As I said, writing such a speech presents many difficulties. Obama would, by giving such a speech directed to "the people of Cairo, and of the entire region," run the risk of disappointing those in the region and here at home who are fervently wishing America would "do something" in the midst of these crises. Obama would need to craft a speech which would speak to the people on the streets, to monarchs in countries friendly to us, to leaders in countries in which we have little (or no) real influence, and to our outright enemies. Obama has the chance to lay out some broad principles which we support, while at the same time reiterating the fact that each country's people must decide for themselves what is right for their country. America cannot -- and should not -- attempt to dictate to any country what form of government it has, but this does not preclude us from affirming some basic principles which we feel are universal.

President Obama needs to consider giving such an address, and spelling out what he stands for -- and, by extension. what the United States of America stands for -- in North Africa, the Middle East, and beyond. While such a speech would be all but guaranteed to disappoint many looking for concrete promises of American action, it would go a long way towards defining what our country's new relationship with the region will be in the near future, and what universal principles we stand for. It would show leadership to both an American audience and to a worldwide audience.
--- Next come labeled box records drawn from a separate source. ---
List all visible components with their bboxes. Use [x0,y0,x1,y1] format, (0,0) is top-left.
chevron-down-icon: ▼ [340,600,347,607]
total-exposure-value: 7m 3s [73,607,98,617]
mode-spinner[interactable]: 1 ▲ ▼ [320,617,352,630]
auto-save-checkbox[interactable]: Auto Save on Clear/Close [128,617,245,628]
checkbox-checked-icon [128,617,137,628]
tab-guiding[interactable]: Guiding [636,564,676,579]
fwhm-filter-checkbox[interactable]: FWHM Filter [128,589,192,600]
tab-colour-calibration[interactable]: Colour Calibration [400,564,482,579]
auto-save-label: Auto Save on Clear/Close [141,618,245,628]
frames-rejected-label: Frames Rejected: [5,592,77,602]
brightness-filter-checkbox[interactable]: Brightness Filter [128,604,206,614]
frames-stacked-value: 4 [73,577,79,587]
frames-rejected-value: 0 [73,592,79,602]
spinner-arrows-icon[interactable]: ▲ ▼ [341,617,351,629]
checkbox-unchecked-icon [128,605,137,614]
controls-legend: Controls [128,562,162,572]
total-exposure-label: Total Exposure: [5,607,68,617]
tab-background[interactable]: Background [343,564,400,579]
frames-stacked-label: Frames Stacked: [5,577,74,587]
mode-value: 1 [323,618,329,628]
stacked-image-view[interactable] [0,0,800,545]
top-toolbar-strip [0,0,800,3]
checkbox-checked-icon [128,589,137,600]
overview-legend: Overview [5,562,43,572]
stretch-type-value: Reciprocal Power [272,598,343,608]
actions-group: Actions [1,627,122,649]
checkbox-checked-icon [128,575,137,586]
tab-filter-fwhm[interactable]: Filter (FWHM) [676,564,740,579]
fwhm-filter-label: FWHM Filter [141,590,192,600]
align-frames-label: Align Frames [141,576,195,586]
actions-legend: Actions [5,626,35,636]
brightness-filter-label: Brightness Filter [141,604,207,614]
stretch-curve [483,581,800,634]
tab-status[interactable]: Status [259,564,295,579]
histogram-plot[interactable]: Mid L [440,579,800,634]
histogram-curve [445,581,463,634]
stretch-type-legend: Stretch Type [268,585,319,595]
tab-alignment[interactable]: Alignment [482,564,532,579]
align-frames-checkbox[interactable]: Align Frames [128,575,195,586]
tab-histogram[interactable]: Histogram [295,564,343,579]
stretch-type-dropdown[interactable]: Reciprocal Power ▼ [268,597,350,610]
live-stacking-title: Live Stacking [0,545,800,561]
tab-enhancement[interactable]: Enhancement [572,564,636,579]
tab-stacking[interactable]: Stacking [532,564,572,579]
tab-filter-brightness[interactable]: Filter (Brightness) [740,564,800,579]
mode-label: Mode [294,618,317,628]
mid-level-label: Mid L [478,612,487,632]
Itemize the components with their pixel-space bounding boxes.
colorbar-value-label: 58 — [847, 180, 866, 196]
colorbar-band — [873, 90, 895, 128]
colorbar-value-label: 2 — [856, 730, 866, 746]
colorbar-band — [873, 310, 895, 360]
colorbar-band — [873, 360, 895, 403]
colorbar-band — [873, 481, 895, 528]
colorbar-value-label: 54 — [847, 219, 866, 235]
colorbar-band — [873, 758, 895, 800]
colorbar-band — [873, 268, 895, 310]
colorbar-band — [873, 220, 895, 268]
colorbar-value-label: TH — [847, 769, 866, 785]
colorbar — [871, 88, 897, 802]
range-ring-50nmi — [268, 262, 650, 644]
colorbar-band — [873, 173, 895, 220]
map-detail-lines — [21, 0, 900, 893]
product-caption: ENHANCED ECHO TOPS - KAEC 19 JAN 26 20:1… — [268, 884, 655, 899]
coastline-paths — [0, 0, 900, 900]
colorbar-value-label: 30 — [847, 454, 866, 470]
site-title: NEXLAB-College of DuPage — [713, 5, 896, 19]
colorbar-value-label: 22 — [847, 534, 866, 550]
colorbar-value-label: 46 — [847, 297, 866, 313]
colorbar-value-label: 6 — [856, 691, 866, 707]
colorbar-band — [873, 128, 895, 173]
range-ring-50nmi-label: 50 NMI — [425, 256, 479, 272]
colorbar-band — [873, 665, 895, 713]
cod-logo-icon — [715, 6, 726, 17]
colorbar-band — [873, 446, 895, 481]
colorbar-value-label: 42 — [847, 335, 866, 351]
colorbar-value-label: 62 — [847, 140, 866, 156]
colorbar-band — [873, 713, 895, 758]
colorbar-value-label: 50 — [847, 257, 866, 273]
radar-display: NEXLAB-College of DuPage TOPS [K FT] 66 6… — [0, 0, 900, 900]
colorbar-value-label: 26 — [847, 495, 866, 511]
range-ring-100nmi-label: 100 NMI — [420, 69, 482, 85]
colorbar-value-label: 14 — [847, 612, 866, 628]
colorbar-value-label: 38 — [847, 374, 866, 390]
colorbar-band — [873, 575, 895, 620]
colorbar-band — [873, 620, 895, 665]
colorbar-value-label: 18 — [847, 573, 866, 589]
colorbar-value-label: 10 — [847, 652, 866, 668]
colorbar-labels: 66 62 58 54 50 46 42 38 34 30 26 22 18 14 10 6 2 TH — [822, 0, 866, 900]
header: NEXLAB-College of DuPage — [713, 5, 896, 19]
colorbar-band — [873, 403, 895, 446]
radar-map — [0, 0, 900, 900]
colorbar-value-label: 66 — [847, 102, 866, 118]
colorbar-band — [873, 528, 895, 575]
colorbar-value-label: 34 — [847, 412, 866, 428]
People in America need to hear this type of leadership, and the people in the region who are risking everything -- including their lives -- to protest tyranny absolutely deserve to hear from Obama at this point. Obama, in his first speech (while talking about economic progress) said: "human progress cannot be denied." While true, it also seems to follow that human political progress cannot be ignored by President Obama, either. Instead, the progress already made (and the progress people are currently risking their lives to make) should be formally addressed. As soon as possible.